Pelo projeto, a autoridade tem de ir à escola mensalmente para fazer palestra sobre temas que impliquem na formação da cidadania dos alunos, depois atender na própria escola familiares dos alunos e pessoas da comunidade onde a escola está situada. Os temas objeto das palestras devem ser trabalhados pelos professores durante o ano letivo.
Podem participar do projeto promotores de justiça, delegados de polícia, juízes de direito, conselheiros municipais, conselheiros tutelares, prefeito municipal, vereadores, diretores de escola, professores, diretores de departamentos municipais, militares, médicos, assistentes sociais, psicólogos, dentistas, advogados, procuradores do Estado etc.
Com as autoridades na escola a tendência é a diminuição da violência, o afastamento das gangues e dos traficantes, o resgate da disciplina escolar, a redução de atos infracionais, com repercussão, principalmente, nas áreas da segurança pública, saúde, educação e cidadania.

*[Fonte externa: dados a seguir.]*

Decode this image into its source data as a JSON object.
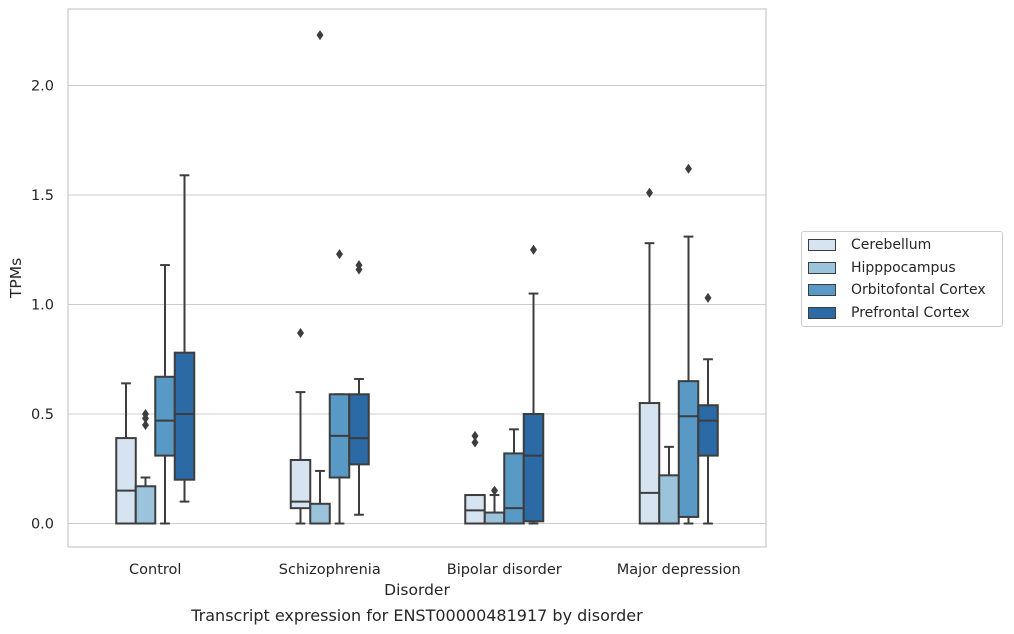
{
  "chart_data": {
    "type": "box",
    "xlabel": "Disorder",
    "ylabel": "TPMs",
    "ylim": [
      -0.1,
      2.35
    ],
    "yticks": [
      0.0,
      0.5,
      1.0,
      1.5,
      2.0
    ],
    "ytick_labels": [
      "0.0",
      "0.5",
      "1.0",
      "1.5",
      "2.0"
    ],
    "grid": "horizontal",
    "legend_position": "right",
    "categories": [
      "Control",
      "Schizophrenia",
      "Bipolar disorder",
      "Major depression"
    ],
    "series": [
      {
        "name": "Cerebellum",
        "color": "#d6e3f0",
        "boxes": [
          {
            "whislo": 0.0,
            "q1": 0.0,
            "med": 0.15,
            "q3": 0.39,
            "whishi": 0.64,
            "fliers": []
          },
          {
            "whislo": 0.0,
            "q1": 0.07,
            "med": 0.1,
            "q3": 0.29,
            "whishi": 0.6,
            "fliers": [
              0.87
            ]
          },
          {
            "whislo": 0.0,
            "q1": 0.0,
            "med": 0.06,
            "q3": 0.13,
            "whishi": 0.13,
            "fliers": [
              0.37,
              0.4
            ]
          },
          {
            "whislo": 0.0,
            "q1": 0.0,
            "med": 0.14,
            "q3": 0.55,
            "whishi": 1.28,
            "fliers": [
              1.51
            ]
          }
        ]
      },
      {
        "name": "Hipppocampus",
        "color": "#9bc3dc",
        "boxes": [
          {
            "whislo": 0.0,
            "q1": 0.0,
            "med": 0.0,
            "q3": 0.17,
            "whishi": 0.21,
            "fliers": [
              0.45,
              0.48,
              0.5
            ]
          },
          {
            "whislo": 0.0,
            "q1": 0.0,
            "med": 0.0,
            "q3": 0.09,
            "whishi": 0.24,
            "fliers": [
              2.23
            ]
          },
          {
            "whislo": 0.0,
            "q1": 0.0,
            "med": 0.0,
            "q3": 0.05,
            "whishi": 0.13,
            "fliers": [
              0.15
            ]
          },
          {
            "whislo": 0.0,
            "q1": 0.0,
            "med": 0.0,
            "q3": 0.22,
            "whishi": 0.35,
            "fliers": []
          }
        ]
      },
      {
        "name": "Orbitofontal Cortex",
        "color": "#5899c6",
        "boxes": [
          {
            "whislo": 0.0,
            "q1": 0.31,
            "med": 0.47,
            "q3": 0.67,
            "whishi": 1.18,
            "fliers": []
          },
          {
            "whislo": 0.0,
            "q1": 0.21,
            "med": 0.4,
            "q3": 0.59,
            "whishi": 0.59,
            "fliers": [
              1.23
            ]
          },
          {
            "whislo": 0.0,
            "q1": 0.0,
            "med": 0.07,
            "q3": 0.32,
            "whishi": 0.43,
            "fliers": []
          },
          {
            "whislo": 0.0,
            "q1": 0.03,
            "med": 0.49,
            "q3": 0.65,
            "whishi": 1.31,
            "fliers": [
              1.62
            ]
          }
        ]
      },
      {
        "name": "Prefrontal Cortex",
        "color": "#2b6aa5",
        "boxes": [
          {
            "whislo": 0.1,
            "q1": 0.2,
            "med": 0.5,
            "q3": 0.78,
            "whishi": 1.59,
            "fliers": []
          },
          {
            "whislo": 0.04,
            "q1": 0.27,
            "med": 0.39,
            "q3": 0.59,
            "whishi": 0.66,
            "fliers": [
              1.16,
              1.18
            ]
          },
          {
            "whislo": 0.0,
            "q1": 0.01,
            "med": 0.31,
            "q3": 0.5,
            "whishi": 1.05,
            "fliers": [
              1.25
            ]
          },
          {
            "whislo": 0.0,
            "q1": 0.31,
            "med": 0.47,
            "q3": 0.54,
            "whishi": 0.75,
            "fliers": [
              1.03
            ]
          }
        ]
      }
    ]
  },
  "caption": "Transcript expression for ENST00000481917 by disorder"
}
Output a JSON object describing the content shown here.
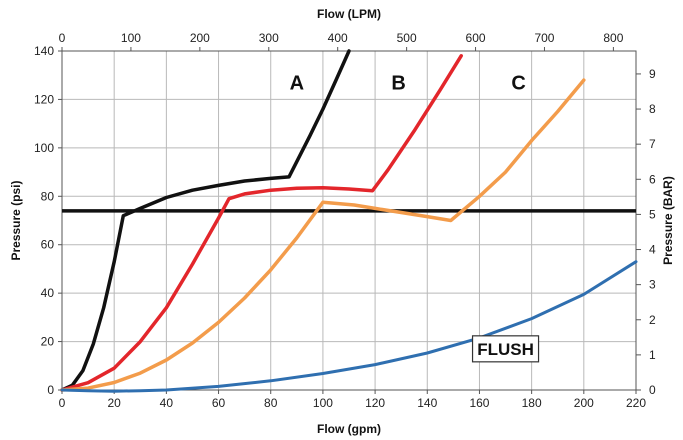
{
  "chart_data": {
    "type": "line",
    "xlabel": "Flow (gpm)",
    "x2label": "Flow (LPM)",
    "ylabel": "Pressure (psi)",
    "y2label": "Pressure (BAR)",
    "xlim": [
      0,
      220
    ],
    "x2lim": [
      0,
      832.8
    ],
    "ylim": [
      0,
      140
    ],
    "y2lim": [
      0,
      9.653
    ],
    "x_ticks": [
      0,
      20,
      40,
      60,
      80,
      100,
      120,
      140,
      160,
      180,
      200,
      220
    ],
    "x2_ticks": [
      0,
      100,
      200,
      300,
      400,
      500,
      600,
      700,
      800
    ],
    "y_ticks": [
      0,
      20,
      40,
      60,
      80,
      100,
      120,
      140
    ],
    "y2_ticks": [
      0,
      1,
      2,
      3,
      4,
      5,
      6,
      7,
      8,
      9
    ],
    "grid": true,
    "reference_line": {
      "y": 74,
      "color": "#111111"
    },
    "series": [
      {
        "name": "A",
        "color": "#111111",
        "x": [
          0,
          4,
          8,
          12,
          16,
          20,
          23.5,
          30,
          40,
          50,
          60,
          70,
          80,
          87,
          95,
          100,
          105,
          110
        ],
        "y": [
          0,
          2,
          8,
          19,
          34,
          53,
          72,
          75,
          79.5,
          82.5,
          84.5,
          86.3,
          87.4,
          88,
          105,
          116,
          128,
          140
        ]
      },
      {
        "name": "B",
        "color": "#e3262b",
        "x": [
          0,
          10,
          20,
          30,
          40,
          50,
          60,
          64,
          70,
          80,
          90,
          100,
          110,
          119,
          125,
          135,
          145,
          153
        ],
        "y": [
          0,
          3,
          9,
          20,
          34,
          52,
          71,
          79,
          81,
          82.5,
          83.3,
          83.5,
          83,
          82.3,
          91,
          107,
          124,
          138
        ]
      },
      {
        "name": "C",
        "color": "#f39c4b",
        "x": [
          0,
          10,
          20,
          30,
          40,
          50,
          60,
          70,
          80,
          90,
          100,
          112,
          120,
          130,
          140,
          149,
          160,
          170,
          180,
          190,
          200
        ],
        "y": [
          0,
          0.8,
          3.1,
          7,
          12.4,
          19.4,
          27.9,
          38,
          49.6,
          62.8,
          77.5,
          76.4,
          75,
          73.3,
          71.6,
          70,
          80,
          90,
          103,
          115,
          128
        ]
      },
      {
        "name": "FLUSH",
        "color": "#2f6fb0",
        "x": [
          0,
          10,
          20,
          30,
          40,
          60,
          80,
          100,
          120,
          140,
          160,
          180,
          200,
          220
        ],
        "y": [
          0,
          -0.3,
          -0.5,
          -0.3,
          0,
          1.5,
          3.8,
          6.8,
          10.5,
          15.3,
          21.5,
          29.5,
          39.5,
          53
        ]
      }
    ],
    "annotations": [
      {
        "text": "A",
        "x": 90,
        "y": 127
      },
      {
        "text": "B",
        "x": 129,
        "y": 127
      },
      {
        "text": "C",
        "x": 175,
        "y": 127
      },
      {
        "text": "FLUSH",
        "x": 170,
        "y": 17,
        "boxed": true
      }
    ]
  }
}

Imaginem a criança a partir de sete anos de idade tendo contato com as autoridades do seu município! Muito provavelmente aos doze anos será um adolescente bem diferente, com noções de conhecimento sobre diversos assuntos. A comunidade também é beneficiada, pois pode reclamar e pedir a solução de problemas existentes nos seus bairros sem ter que se deslocar para os “gabinetes” das autoridades.
Mais próximos
O contato diminui o distanciamento existente entre autoridades e sociedade, já que aquelas saem de seus gabinetes e passam a conhecer de perto a realidade das pessoas para quem seus serviços são destinados. E a realidade fora dos “gabinetes” é bem diferente daquela existente na sociedade. Não deveria ser, mas são dois mundos completamente distintos.
Este projeto foi executado parcialmente no ano 2000 em Mirassol, sob a coordenação do Departamento de Educação do município de Mirassol, com a participação de algumas autoridades. Tornou-se, pois, uma realidade e já pode ser considerado um programa.
Os resultados foram imensamente satisfatórios. As gangues se afastaram das escolas e os traficantes também, pois tiveram medo de ser presos. Não obstante, dezenas foram presos e já estão condenados. Quase 50 adolescentes viciados e dependentes de drogas procuraram as autoridades e foram encaminhados para tratamento. Ações civis públicas foram e ainda estão sendo ajuizadas para garantir o tratamento deles. Com isso, o número de atos infracionais diminuiu, autoridades e sociedade se aproximaram etc.
É possível, pois, contribuir para a segurança de nossos filhos na escola. Não custa nada, nem um centavo, apenas o tempo e a boa vontade de cada um. A esta altura, o leitor pode estar se perguntando: O programa ainda é realizado em Mirassol? Não. Parou, assim que as eleições terminaram.
Durou um ano, justamente no ano eleitoral. Hoje é tão-somente um projeto, à espera de autoridades interessadas. Ah, as gangues e o tráfico voltaram, não obstante o combate de todos nós. O consumo de drogas aumentou. Há mais adolescentes viciados. E nossos filhos? Ah, continuam correndo perigo e mais do que você imagina.
José Heitor dos Santos é promotor de Justiça da Infância e da Juventude, no Estado de São Paulo; Professor de Teoria Geral de Processo Civil e Direito Processual Civil na Unip; Mestre em Direito Público pela UniFran, Universidade de Franca; sócio-fundador da Arej, Academia Riopretense de Estudos Jurídicos.